By Arno Maierbrugger
Bangkok
Indonesia will prevent its female citizens from working as housemaids and domestic helpers in foreign countries earlier than widely expected, it emerged after a meeting of the country’s National Congress on February 14.
Newly-appointed President Joko Widodo said that Indonesia would stop sending its women to work as maids overseas “to preserve the country’s dignity” and told Congress that “Indonesian women going overseas to work as housemaids must stop immediately”. He added that he had also instructed the manpower ministry to come up with a strategy to end the practice of sending female domestic workers abroad.
Originally, Indonesia planned to stop sending maids abroad only from 2017, but certain incidents prompted Widodo to accelerate the plan.
The exact number of Indonesian women working as maids abroad is not clear as many are working illegally in other countries, especially in Indonesia’s Southeast Asian neighbour nations. All in all, as many as 2.3mn Indonesians are working abroad, mostly in Malaysia, Singapore and Gulf countries. Of this number, 1.2mn are illegal workers (mainly in Southeast Asia, fewer in the Gulf) and more than half are believed to work as maids.
Apparently, the ban seems to be already in effect for most of the Arab countries, at least according to media reports in Dubai published on February 17 saying that the Indonesian embassy in Abu Dhabi has confirmed that the country has already stopped sending domestic workers to the UAE “and all other Arab countries”. According to the report, there are 90,000 Indonesian workers in the UAE, of which “many” are working as maids.
In Qatar, there are around 39,000 Indonesian expats of which around 20,000 are employed as domestic helpers, according to census data. The largest group of Indonesians in the Gulf Co-operation Council (GCC) countries can be found in Saudi Arabia, with an estimated 850,000. This is why the implications of a ban of Indonesian maids to work in the GCC are probably most serious for Saudi Arabia.
Within Southeast Asia, Singapore and Malaysia would be hit hard by a potential maid ban. There are around 125,000 Indonesian household workers in Singapore alone, making up more than a half of the Indonesian worker population in the city state.
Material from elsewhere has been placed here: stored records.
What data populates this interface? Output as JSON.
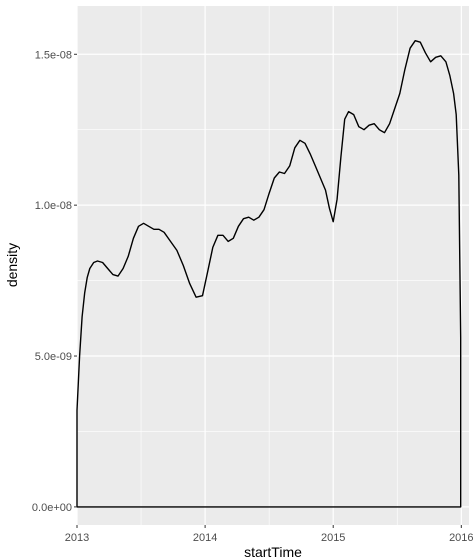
{
  "chart_data": {
    "type": "area",
    "title": "",
    "xlabel": "startTime",
    "ylabel": "density",
    "xlim": [
      2013,
      2016.06
    ],
    "ylim": [
      -6e-10,
      1.66e-08
    ],
    "grid": true,
    "x_ticks": [
      {
        "value": 2013,
        "label": "2013"
      },
      {
        "value": 2014,
        "label": "2014"
      },
      {
        "value": 2015,
        "label": "2015"
      },
      {
        "value": 2016,
        "label": "2016"
      }
    ],
    "y_ticks": [
      {
        "value": 0,
        "label": "0.0e+00"
      },
      {
        "value": 5e-09,
        "label": "5.0e-09"
      },
      {
        "value": 1e-08,
        "label": "1.0e-08"
      },
      {
        "value": 1.5e-08,
        "label": "1.5e-08"
      }
    ],
    "colors": {
      "panel": "#ebebeb",
      "grid_major": "#ffffff",
      "line": "#000000",
      "tick_label": "#4d4d4d"
    },
    "series": [
      {
        "x": [
          2013.0,
          2013.02,
          2013.04,
          2013.06,
          2013.08,
          2013.1,
          2013.13,
          2013.16,
          2013.2,
          2013.24,
          2013.28,
          2013.32,
          2013.36,
          2013.4,
          2013.44,
          2013.48,
          2013.52,
          2013.56,
          2013.6,
          2013.64,
          2013.68,
          2013.73,
          2013.78,
          2013.83,
          2013.88,
          2013.93,
          2013.98,
          2014.02,
          2014.06,
          2014.1,
          2014.14,
          2014.18,
          2014.22,
          2014.26,
          2014.3,
          2014.34,
          2014.38,
          2014.42,
          2014.46,
          2014.5,
          2014.54,
          2014.58,
          2014.62,
          2014.66,
          2014.7,
          2014.74,
          2014.78,
          2014.82,
          2014.86,
          2014.9,
          2014.94,
          2014.97,
          2015.0,
          2015.03,
          2015.06,
          2015.09,
          2015.12,
          2015.16,
          2015.2,
          2015.24,
          2015.28,
          2015.32,
          2015.36,
          2015.4,
          2015.44,
          2015.48,
          2015.52,
          2015.56,
          2015.6,
          2015.64,
          2015.68,
          2015.72,
          2015.76,
          2015.8,
          2015.84,
          2015.88,
          2015.91,
          2015.94,
          2015.96,
          2015.98,
          2015.995
        ],
        "y": [
          3.2e-09,
          5e-09,
          6.3e-09,
          7.1e-09,
          7.6e-09,
          7.9e-09,
          8.1e-09,
          8.15e-09,
          8.1e-09,
          7.9e-09,
          7.7e-09,
          7.65e-09,
          7.9e-09,
          8.3e-09,
          8.9e-09,
          9.3e-09,
          9.4e-09,
          9.3e-09,
          9.2e-09,
          9.2e-09,
          9.1e-09,
          8.8e-09,
          8.5e-09,
          8e-09,
          7.4e-09,
          6.95e-09,
          7e-09,
          7.8e-09,
          8.6e-09,
          9e-09,
          9e-09,
          8.8e-09,
          8.9e-09,
          9.3e-09,
          9.55e-09,
          9.6e-09,
          9.5e-09,
          9.6e-09,
          9.85e-09,
          1.04e-08,
          1.09e-08,
          1.11e-08,
          1.105e-08,
          1.13e-08,
          1.19e-08,
          1.215e-08,
          1.205e-08,
          1.17e-08,
          1.13e-08,
          1.09e-08,
          1.05e-08,
          9.9e-09,
          9.45e-09,
          1.02e-08,
          1.16e-08,
          1.285e-08,
          1.31e-08,
          1.3e-08,
          1.26e-08,
          1.25e-08,
          1.265e-08,
          1.27e-08,
          1.25e-08,
          1.24e-08,
          1.27e-08,
          1.32e-08,
          1.37e-08,
          1.45e-08,
          1.52e-08,
          1.545e-08,
          1.54e-08,
          1.505e-08,
          1.475e-08,
          1.49e-08,
          1.495e-08,
          1.475e-08,
          1.43e-08,
          1.37e-08,
          1.3e-08,
          1.1e-08,
          5.6e-09
        ]
      }
    ]
  }
}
Employment agencies say that the impact could be “huge” if a “supply cut” of Indonesian maids comes into effect.
In Malaysia, where around 109,000 maids from Indonesia are working, labour officials say potential employers will have to look for “alternative channels” such as the Philippines, Sri Lanka, Nepal, Cambodia, Myanmar and even China and East Timor to hire foreign domestic helpers. Problems with semi-legal labour agencies should also be solved, Malaysian Prime Minister Najib Razak said on February 6 during a state visit by Widodo, mentioning that “we realise that only just over 4,000 maids (currently working in Malaysia) entered the country through the official channel, while the remaining 105,000 had come through unofficial channels”.
Indonesian Manpower Minister Hanif Dhakiri has been pushing to improve education and provide skills training for female citizens wanting to go abroad to allow them to work in a better-paid job such as babysitters or caregivers instead of just sending “lowly-educated, unskilled domestic workers abroad”.